The code and several example applications are available in open source, ahead of the Reformer paper’s presentation at the 2020 International Conference on Learning Representations in Addis Ababa, Ethiopia in April.
As with all deep neural networks, Transformers contain neurons (mathematical functions) arranged in interconnected layers that transmit signals from input data and slowly adjust the synaptic strength (weights) of each connection. That’s how all AI models extract features and learn to make predictions, but Transformer uniquely has attention such that every output element is connected to every input element. The weightings between them are calculated dynamically, in effect.
As my colleague Khari Johnson notes, one of the biggest machine learning trends of 2019 was the continued growth and proliferation of natural language models based on this Transformer design. Google open-sourced BERT, a Transformer-based model, in 2018. And a number of the top-performing models released this year, according to the GLUE leaderboard — including Nvidia’s Megatron, Google’s XLNet, Microsoft’s MT-DNN, and Facebook’s RoBERTa — were based on Transformers. XLNet 2 is due out later this month, a company spokesperson recently told VentureBeat.
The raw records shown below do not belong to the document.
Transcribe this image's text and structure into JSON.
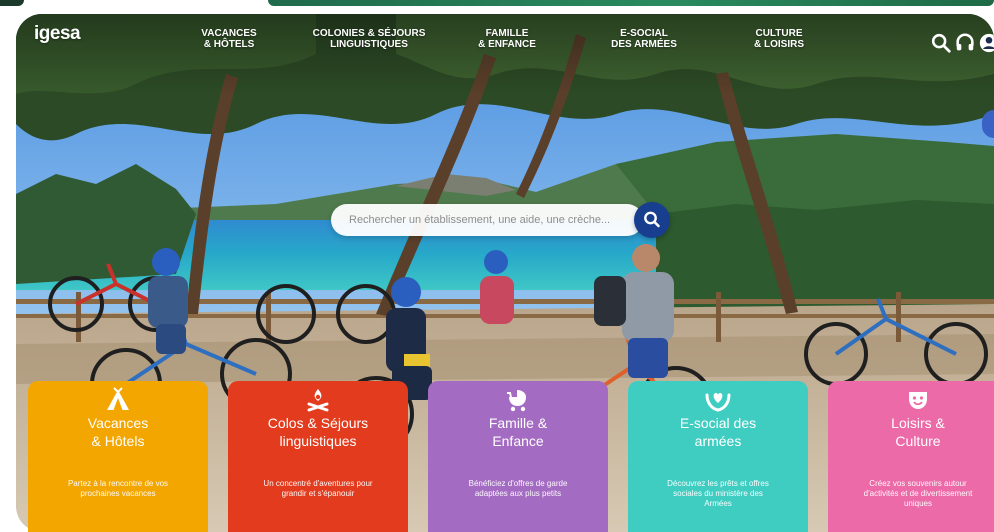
{
  "brand": {
    "logo_text": "igesa"
  },
  "nav": {
    "items": [
      {
        "line1": "VACANCES",
        "line2": "& HÔTELS"
      },
      {
        "line1": "COLONIES & SÉJOURS",
        "line2": "LINGUISTIQUES"
      },
      {
        "line1": "FAMILLE",
        "line2": "& ENFANCE"
      },
      {
        "line1": "E-SOCIAL",
        "line2": "DES ARMÉES"
      },
      {
        "line1": "CULTURE",
        "line2": "& LOISIRS"
      }
    ]
  },
  "header_icons": [
    "search-icon",
    "headset-icon",
    "user-icon"
  ],
  "search": {
    "placeholder": "Rechercher un établissement, une aide, une crèche..."
  },
  "cards": [
    {
      "icon": "tent-icon",
      "color": "#f3a500",
      "title1": "Vacances",
      "title2": "& Hôtels",
      "desc": [
        "Partez à la rencontre de vos",
        "prochaines vacances"
      ]
    },
    {
      "icon": "campfire-icon",
      "color": "#e23b1d",
      "title1": "Colos & Séjours",
      "title2": "linguistiques",
      "desc": [
        "Un concentré d'aventures pour",
        "grandir et s'épanouir"
      ]
    },
    {
      "icon": "stroller-icon",
      "color": "#a46bc2",
      "title1": "Famille &",
      "title2": "Enfance",
      "desc": [
        "Bénéficiez d'offres de garde",
        "adaptées aux plus petits"
      ]
    },
    {
      "icon": "heart-hands-icon",
      "color": "#3fcdc2",
      "title1": "E-social des",
      "title2": "armées",
      "desc": [
        "Découvrez les prêts et offres",
        "sociales du ministère des",
        "Armées"
      ]
    },
    {
      "icon": "theater-masks-icon",
      "color": "#ec6aa8",
      "title1": "Loisirs &",
      "title2": "Culture",
      "desc": [
        "Créez vos souvenirs autour",
        "d'activités et de divertissement",
        "uniques"
      ]
    }
  ]
}
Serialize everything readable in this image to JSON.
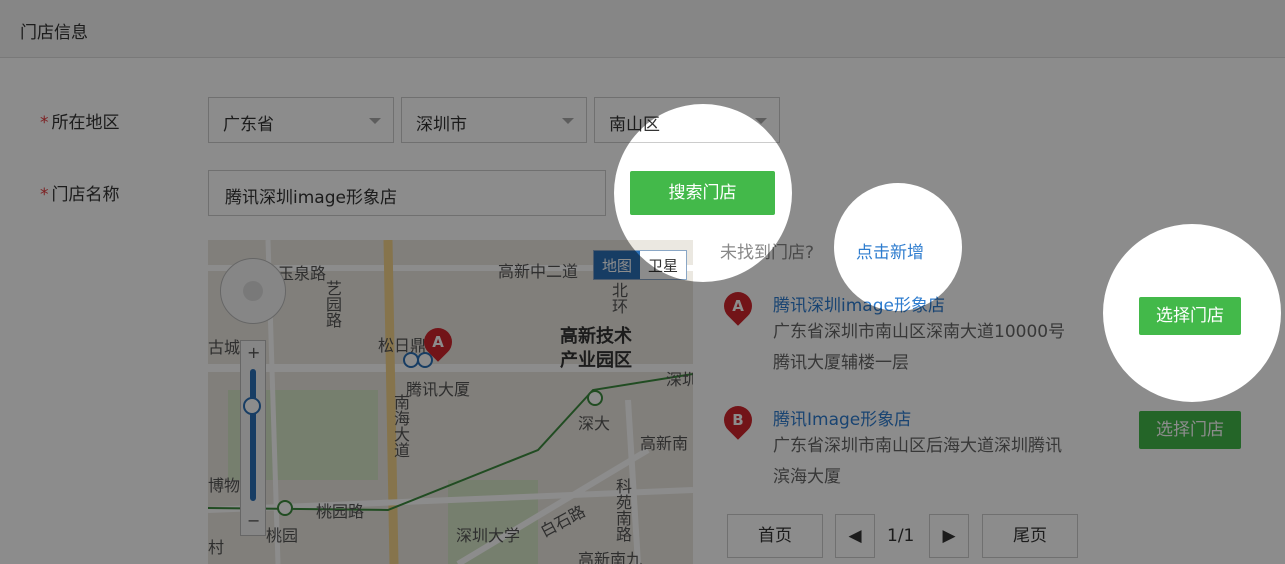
{
  "section_title": "门店信息",
  "form": {
    "region_label": "所在地区",
    "required_mark": "*",
    "province": "广东省",
    "city": "深圳市",
    "district": "南山区",
    "store_name_label": "门店名称",
    "store_name_value": "腾讯深圳image形象店",
    "search_button": "搜索门店"
  },
  "not_found": {
    "text": "未找到门店?",
    "add_link": "点击新增"
  },
  "map": {
    "toggle_map": "地图",
    "toggle_satellite": "卫星",
    "zoom_plus": "+",
    "zoom_minus": "−",
    "labels": {
      "yuquan": "玉泉路",
      "yiyuan": "艺园路",
      "gaoxinzhong": "高新中二道",
      "beihuan": "北环",
      "hightech": "高新技术",
      "industrial_park": "产业园区",
      "songri": "松日鼎",
      "tencent_building": "腾讯大厦",
      "nanhai": "南海大道",
      "shenda": "深大",
      "shenda_univ": "深圳大学",
      "gaoxinnan": "高新南",
      "taoyuan_road": "桃园路",
      "taoyuan": "桃园",
      "baishi": "白石路",
      "keyuan": "科苑南路",
      "gucheng": "古城",
      "museum": "博物中",
      "cun": "村",
      "shenzhen": "深圳",
      "gaoxinnan9": "高新南九"
    },
    "pin_letter": "A"
  },
  "results": [
    {
      "marker": "A",
      "name": "腾讯深圳image形象店",
      "address_line1": "广东省深圳市南山区深南大道10000号",
      "address_line2": "腾讯大厦辅楼一层",
      "action": "选择门店"
    },
    {
      "marker": "B",
      "name": "腾讯Image形象店",
      "address_line1": "广东省深圳市南山区后海大道深圳腾讯",
      "address_line2": "滨海大厦",
      "action": "选择门店"
    }
  ],
  "pagination": {
    "first": "首页",
    "current": "1/1",
    "last": "尾页"
  },
  "colors": {
    "primary_green": "#43b94a",
    "link_blue": "#2f7dcf",
    "required_red": "#e4393c",
    "overlay": "rgba(0,0,0,0.45)"
  }
}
Reformer, then, computes hash functions (functions used to map data of arbitrary size to fixed-size values) that match up similar vectors (algebraic constructions used to represent human-readable data in machine learning) instead of searching through all possible pairs of vectors. (For example, in a translation task, where each vector from the first layer of the network represents a word, vectors corresponding to the same words in different languages may get the same hash.) When the hashes are assigned, the sequence is rearranged to bring elements with the same hash together and divided into segments to enable parallel processing. Attention is then applied within these much shorter segments and their adjoining neighbors, greatly reducing the computational load.
Reformer also recomputes the input of each layer on-demand rather than storing it in memory, thanks to the aforementioned reversible memory. Activations — functions that determine the output of the network, its accuracy, and its computational efficiency — from the last layer of the network are used to recover activations from any intermediate layer, using two sets of activations for each layer. One is progressively updated from one layer to the next, while the other captures only the changes to the first.
“Since Reformer has such high efficiency, it can be applied directly to data with context windows much larger than virtually all current state-of-the-art text domain [data sets],” wrote contributing researchers Łukasz Kaiser, a Google staff research scientist, and Nikita Kitaev, a student at the University of California, Berkeley, in a blog post. “Perhaps Reformer’s ability to deal with such large datasets will stimulate the community to create them.”
The research team experimented with Reformer-based models on images and text, using them to generate missing details in images and process the entire novel Crime and Punishment (which contains 211,591 words). They show that Reformer can generate full-frame images pixel by pixel, and that they can take in novel-length text in a single round of training.
The authors leave to future work applying the technique to even longer sequences and improving their handling of positional encodings. “We believe Reformer gives the basis for future use of Transformer models, both for long text and applications outside of natural language processing,” added Kaiser and Kitaev.
In an interview late last year, Google AI chief Jeff Dean told VentureBeat that larger context would be a principal focus of Google’s work going forward. “We’d still like to be able to do much more contextual kinds of models,” he said. “Like right now BERT and other models work well on hundreds of words, but not 10,000 words as context. So that’s kind of [an] interesting direction.”
Reformer would appear to be a promising first step in that direction.